" I do not regret that i have given myself to love."
The name Edith Stein took in the Carmel was St Benedicta De La Crux-an accurate translation is Blessed by the Cross.Today Aug 9 is her feast day.The day she was martyred in 1942 at the Auschwitz concentration camp.She was gassed. Edith Stein's life began in Breslau, Germany on October 12, 1891, the youngest of eleven children in a Jewish family. In 1913 she began studies at the University of Göttingen in Germany. She soon became a student of the phenomenologist Edmund Husserl and was later attracted to the work of Max Scheler, a Jewish philosopher who converted to Catholicism in 1920. A chance reading of the autobiography of Saint Teresa of Avila,Story of A Soul, was the turning point when she made the decision to convert to Catholicism. She entered the Church in 1922. the Church in 1922.[Later we will take a look at the philosophy of phenomenology since it was also a tremendous influence on Blessed John Paul II-he used this philosophy to develop his Theology of the Body,Human Love in the Divine Plan.]

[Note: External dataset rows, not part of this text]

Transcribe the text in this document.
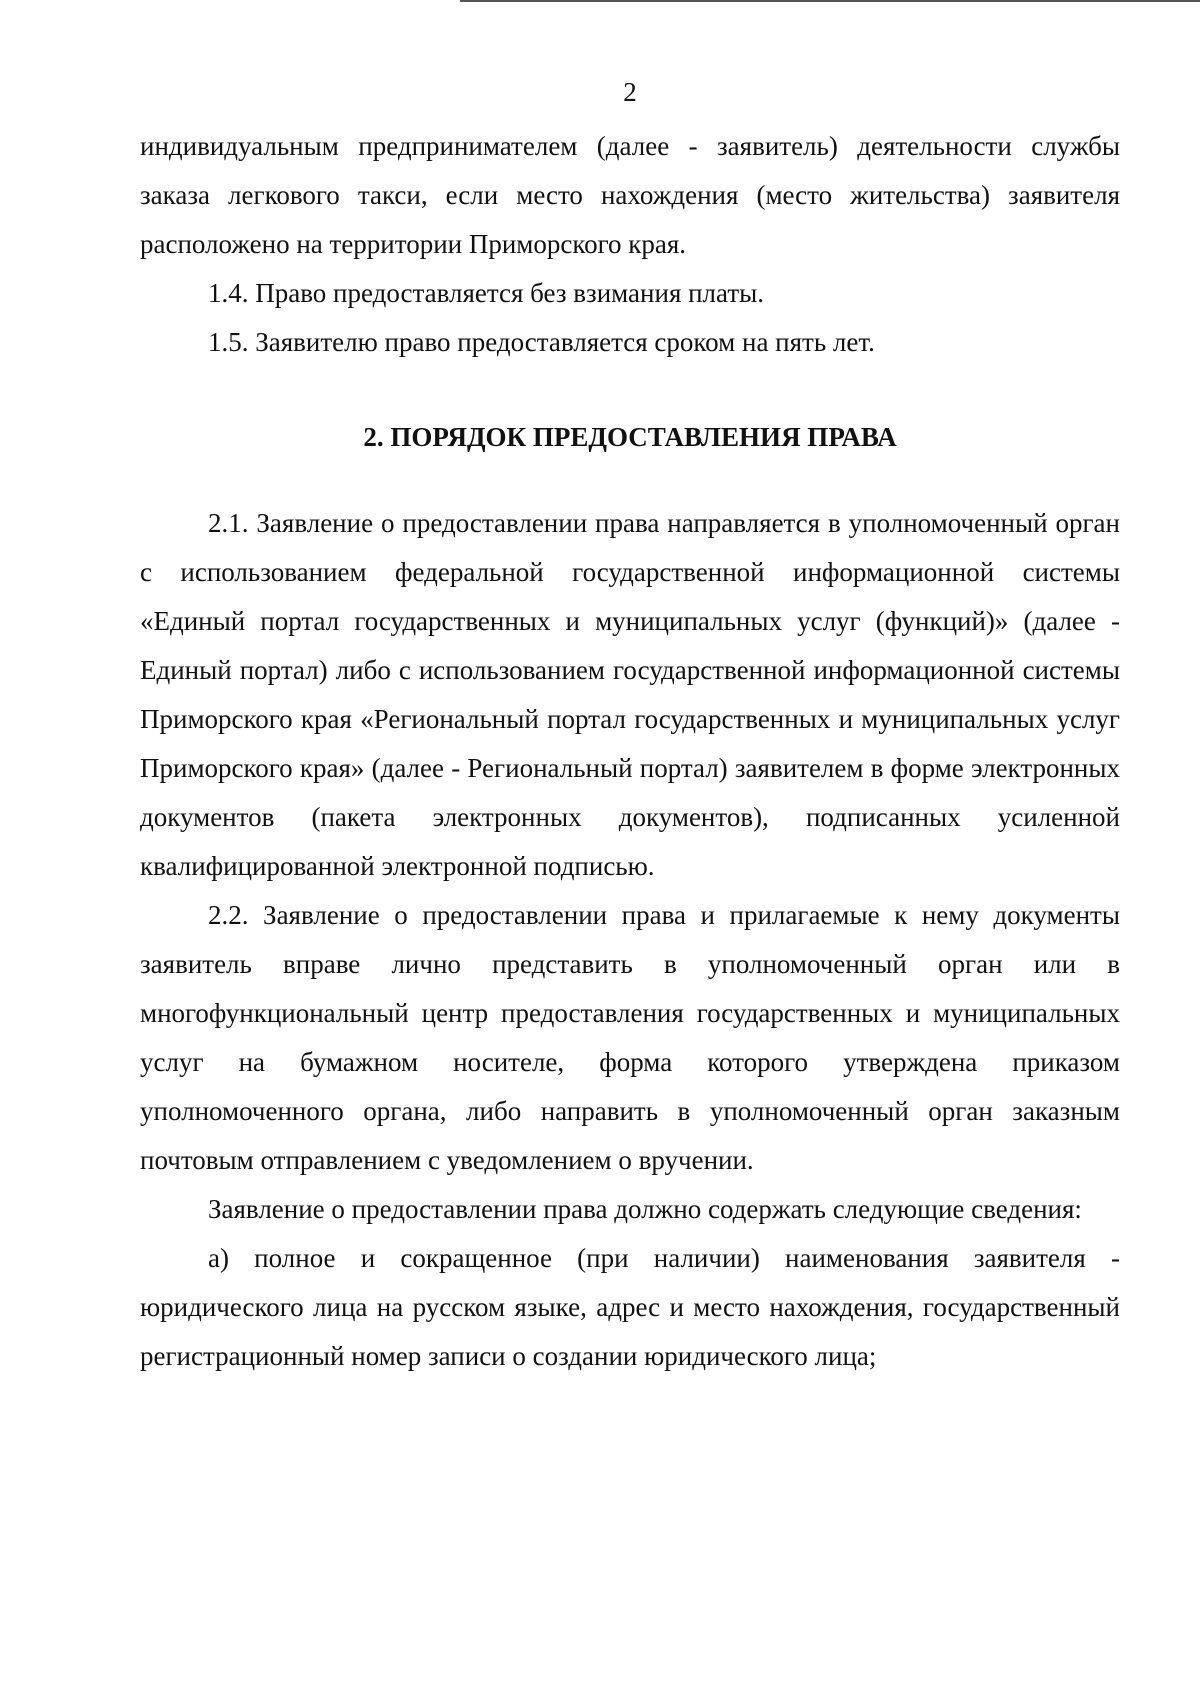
2

индивидуальным предпринимателем (далее - заявитель) деятельности службы заказа легкового такси, если место нахождения (место жительства) заявителя расположено на территории Приморского края.

1.4. Право предоставляется без взимания платы.

1.5. Заявителю право предоставляется сроком на пять лет.

2. ПОРЯДОК ПРЕДОСТАВЛЕНИЯ ПРАВА

2.1. Заявление о предоставлении права направляется в уполномоченный орган с использованием федеральной государственной информационной системы «Единый портал государственных и муниципальных услуг (функций)» (далее - Единый портал) либо с использованием государственной информационной системы Приморского края «Региональный портал государственных и муниципальных услуг Приморского края» (далее - Региональный портал) заявителем в форме электронных документов (пакета электронных документов), подписанных усиленной квалифицированной электронной подписью.

2.2. Заявление о предоставлении права и прилагаемые к нему документы заявитель вправе лично представить в уполномоченный орган или в многофункциональный центр предоставления государственных и муниципальных услуг на бумажном носителе, форма которого утверждена приказом уполномоченного органа, либо направить в уполномоченный орган заказным почтовым отправлением с уведомлением о вручении.

Заявление о предоставлении права должно содержать следующие сведения:

а) полное и сокращенное (при наличии) наименования заявителя - юридического лица на русском языке, адрес и место нахождения, государственный регистрационный номер записи о создании юридического лица;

For eight years Edith lived with the Dominicans, teaching at Saint Magdelene's, which was a training institute for teachers. She wrote: Initially, when I was baptized on New Year's Day, 1922, I thought of it as a preparation in the Order. But a few months later, when I saw my mother for the first time after the baptism, I realized that she couldn't handle another blow for the present. Not that it would have killed her—but I couldn't have held myself responsible for the embitterment it would have caused. In fact, after her conversion Edith continued to attend synagogue with her mother. Meanwhile, she continued to grow and impress as a philospher. In 1925 she met the Jesuit Erich Pryzwara, a philosopher who would have a tremendous influence on Hans Urs von Balthasar. Pryzwara encouraged Edith to study and translate St. Thomas Aquinas; she eventually wrote a work comparing Usserl with Aquinas.In 1933 Edith entered the religious life with the Carmel of Cologne, Germany. She fell in love with the person and writing of Saint Thérèse of Lisieux. She wrote: My impression was, that this was a life which had been absolutely transformed by the love of God, down to the last detail. I simply can't imagine anything greater. I would like to see this attitude incorporated as much as possible into my own life and the lives of those who are dear to me.
After taking her first vows, Edith was known as Sister Teresa Benedicta of the Cross. She continued to write, Fr. Connor notes, "continually developing the theme that Christ's sacrifice on the Cross and the Holy Sacrifice of the Mass are in fact one and the same sacrifice. From her religious background, she knew the importance of sacrificial prayer for Old Testament prophets." She wrote of how Jesus' sacrifice as the Incarnate God-man was the final, perfect sacrifice that replaced all of the sacrifices of the Old Testament.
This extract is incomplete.